A DISUSED pub is to be converted into a care home.
Councillors granted planning permission for the Jolly Sailor Inn in Castletown, Portland, to become a 16-bedroom care home for adults with mental health problems.
Councillors gave the plans delegated approval subject to a reduction in size of a proposed balcony to ensure it is brought back level with the building.
Concerns had been raised by residents about the amount of noise that might come from the balcony, the committee heard.
Councillor Kevin Hodder, a member of Weymouth and Portland Borough Council’s planning committee, said: “To me the balcony is the only thing that’s wrong with it.
“We can’t sit here as a planning committee and say no one’s going to use the balcony after 11pm at night as we don’t know that.
“Everything else is fine and everything that’s been put forward is fine.”
The building will be three storeys high in the middle and will also have single and two-storey elements. A report to the committee said that the pub has been shut for five years.
It said alterations will be made to make the care home wheelchair accessible and the home will provide 24/7 staffed care.
Alterations will be made to provide communal space, kitchen, office, stairway and bathrooms at ground floor level.
The first and second floor bed and breakfast rooms and manager’s accommodation associated with the public house would be altered to provide ten bedrooms.
It also includes a rear bedroom extension and is supported by planning officers who say that the suitability of the building and its location is not a planning matter.
Former Portland mayor Kris Haskins is among those who objected to the scheme.
He suggests Castletown is a ‘totally unsuitable’ area for such a facility given there are four other pubs and hotels nearby.
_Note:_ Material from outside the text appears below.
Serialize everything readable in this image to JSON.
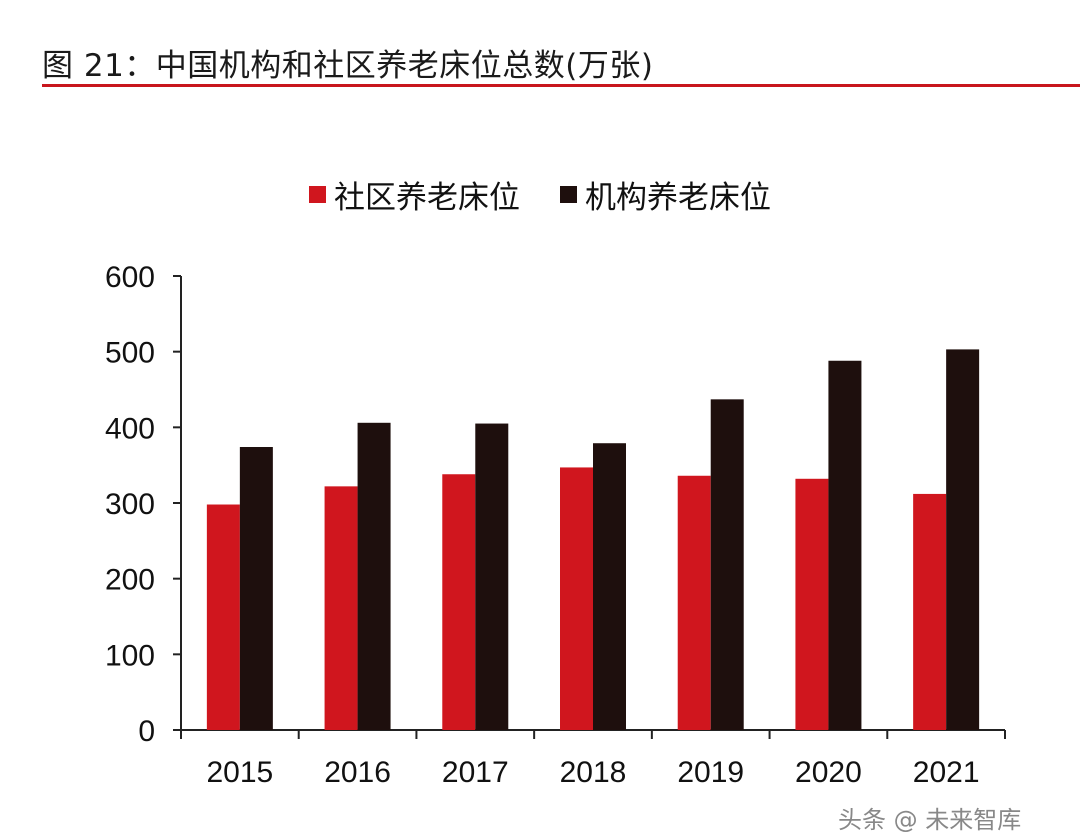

Mr Haskins adds in a letter: “The Jolly Sailor is also one of the oldest buildings in Castletown and is of historical importance.”
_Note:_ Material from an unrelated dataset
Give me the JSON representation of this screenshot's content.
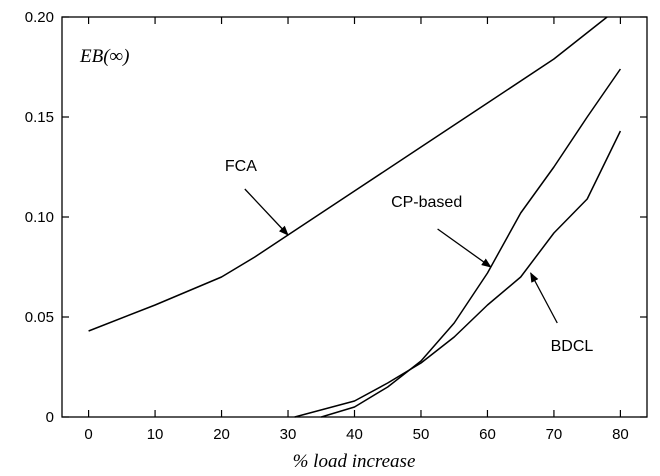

A resident’s letter was read out to councillors in the meeting in support of the conversion.
It said: “The Jolly Sailor has become an eyesore and needs to become something other than a pub.
“I think it would make a splendid care facility.”
Councillor Ray Banham told the meeting: “I’m quite happy with what I saw on site.
“The only thing that did come up was the balcony situation.
“In general I can’t see anything wrong with this development at all.”